YouTube’s Q1 ad revenue approached $10 billion, up 11%, with subscriptions also growing strongly. And Howdy hit 1 million subscribers, as Roku flexes its distribution muscles.
Another spectacular quarter for YouTube (2:00)
Alphabet reported first-quarter results this week, and YouTube delivered double-digit revenue growth versus Q1 2025. Of course, ads did well, but the company singled out subscriptions, primarily from YouTube Premium, as growing faster than ad revenue.
News emerges as key growth category for YouTube (7:00)
Press Gazette reports that news is a key growth category for YouTube, with subscriptions to English-speaking news channels increasing by 16% over the last 15 months. The BBC has emerged as the category leader. The UK broadcaster’s emergence as a YouTube leader in news is notable for two reasons: its commitment to YouTube-first content and the acceptance of ads run against its content.

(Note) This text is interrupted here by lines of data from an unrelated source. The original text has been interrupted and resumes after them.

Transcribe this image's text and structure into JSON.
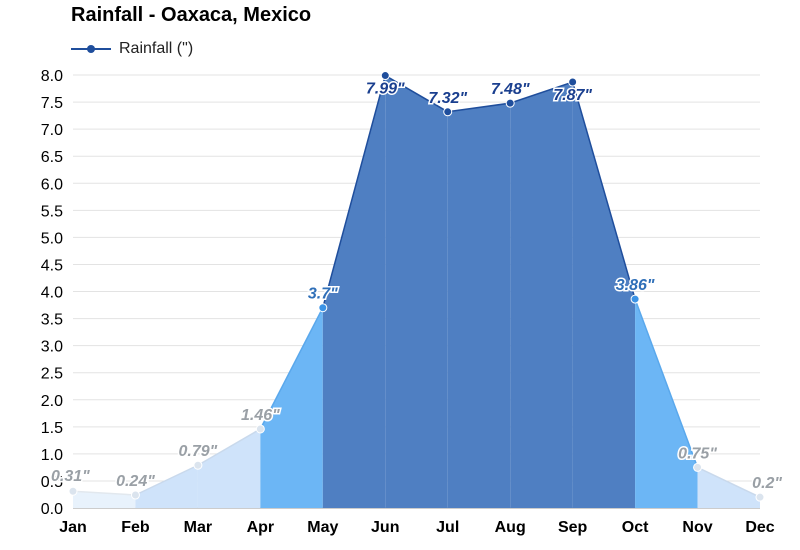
{
  "chart_data": {
    "type": "area",
    "title": "Rainfall - Oaxaca, Mexico",
    "legend": {
      "position": "top-left",
      "entries": [
        "Rainfall (\")"
      ]
    },
    "categories": [
      "Jan",
      "Feb",
      "Mar",
      "Apr",
      "May",
      "Jun",
      "Jul",
      "Aug",
      "Sep",
      "Oct",
      "Nov",
      "Dec"
    ],
    "series": [
      {
        "name": "Rainfall (\")",
        "values": [
          0.31,
          0.24,
          0.79,
          1.46,
          3.7,
          7.99,
          7.32,
          7.48,
          7.87,
          3.86,
          0.75,
          0.2
        ],
        "labels": [
          "0.31\"",
          "0.24\"",
          "0.79\"",
          "1.46\"",
          "3.7\"",
          "7.99\"",
          "7.32\"",
          "7.48\"",
          "7.87\"",
          "3.86\"",
          "0.75\"",
          "0.2\""
        ]
      }
    ],
    "ylim": [
      0,
      8
    ],
    "yticks": [
      "0.0",
      "0.5",
      "1.0",
      "1.5",
      "2.0",
      "2.5",
      "3.0",
      "3.5",
      "4.0",
      "4.5",
      "5.0",
      "5.5",
      "6.0",
      "6.5",
      "7.0",
      "7.5",
      "8.0"
    ],
    "grid": true,
    "colors": {
      "low_fill": "#e8f2fc",
      "mid_low_fill": "#cfe3fa",
      "mid_fill": "#6cb6f5",
      "high_fill": "#4f7fc2",
      "high_line": "#1f4e9c",
      "low_label": "#9aa0a6",
      "mid_label": "#2f6fb8",
      "high_label": "#1a3f8f"
    }
  }
}
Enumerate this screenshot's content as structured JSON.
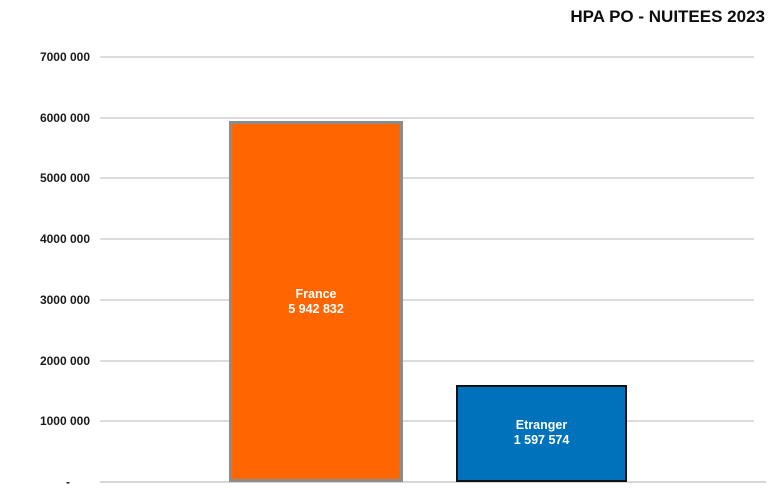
{
  "title": "HPA PO - NUITEES 2023",
  "chart_data": {
    "type": "bar",
    "title": "HPA PO - NUITEES 2023",
    "categories": [
      "France",
      "Etranger"
    ],
    "values": [
      5942832,
      1597574
    ],
    "value_labels": [
      "5 942 832",
      "1 597 574"
    ],
    "bar_colors": [
      "#FF6600",
      "#0072BC"
    ],
    "bar_border_colors": [
      "#8C8C8C",
      "#111111"
    ],
    "bar_label_color": "#FFFFFF",
    "ylim": [
      0,
      7000000
    ],
    "ytick_interval": 1000000,
    "ytick_labels": [
      "7000 000",
      "6000 000",
      "5000 000",
      "4000 000",
      "3000 000",
      "2000 000",
      "1000 000",
      "-"
    ],
    "grid": true,
    "gridline_color": "#DCDCDC",
    "axis_line_color": "#D6D6D6",
    "tick_label_color": "#1A1A1A",
    "title_color": "#0D0D0D",
    "legend": false,
    "background": "#FFFFFF"
  }
}
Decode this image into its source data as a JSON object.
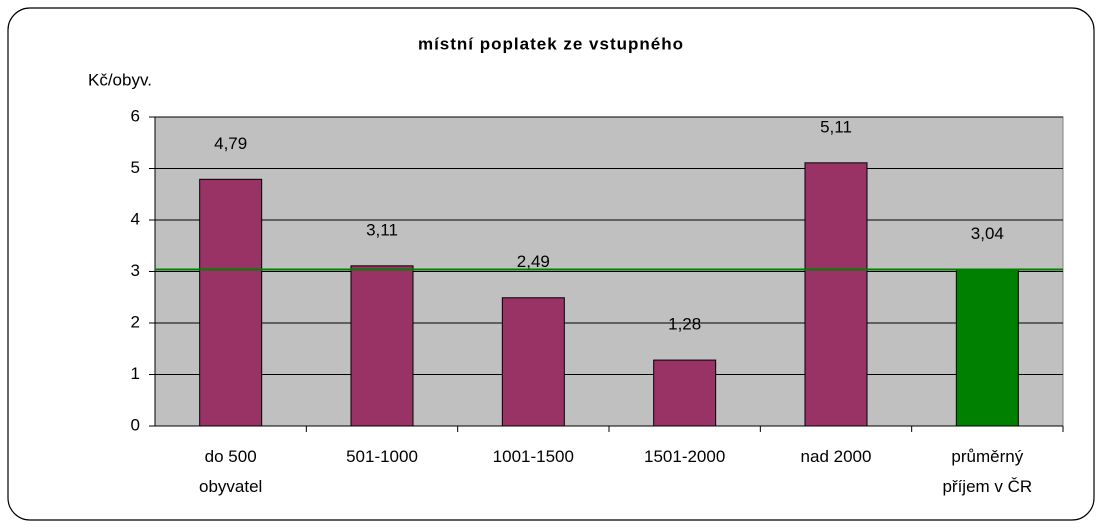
{
  "chart_data": {
    "type": "bar",
    "title": "místní poplatek ze vstupného",
    "y_axis_label": "Kč/obyv.",
    "categories": [
      "do 500\nobyvatel",
      "501-1000",
      "1001-1500",
      "1501-2000",
      "nad 2000",
      "průměrný\npříjem v ČR"
    ],
    "values": [
      4.79,
      3.11,
      2.49,
      1.28,
      5.11,
      3.04
    ],
    "value_labels": [
      "4,79",
      "3,11",
      "2,49",
      "1,28",
      "5,11",
      "3,04"
    ],
    "colors": [
      "#993366",
      "#993366",
      "#993366",
      "#993366",
      "#993366",
      "#008000"
    ],
    "reference_line": {
      "value": 3.04,
      "color": "#008000"
    },
    "ylim": [
      0,
      6
    ],
    "yticks": [
      0,
      1,
      2,
      3,
      4,
      5,
      6
    ],
    "grid": true
  }
}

YouTube TV introduces user-customizable multi-viewer (10:30)
YouTube TV continues to innovate its service with a feature that lets viewers customize a multiview stream with channels of their choosing.
Google TV is adding YouTube Shorts to the experience (12:00)
YouTube Shorts will soon appear in the Google TV experience, though I’m not sure what value it brings.
Roku’s Howdy reaches 1M subs (4:00)
Roku launched Howdy, an SVOD service specializing in ad-free access to deep library content, in August 2025, and Antenna reports it has already acquired 1 million subscribers.
Peacock Premium Plus through The Roku Channel looks for feature parity (19:50)
Roku announced it would use Cloud DVR functionality to deliver pause and rewind features to subscribers to Peacock Premium Plus through The Roku Channel. Peacock direct subscribers already have the features.
The Roku Channel gets next-day access to CW broadcast content (23:30)
The CW has agreed to release its most recent broadcast content available to users of The Roku Channel the day after broadcast.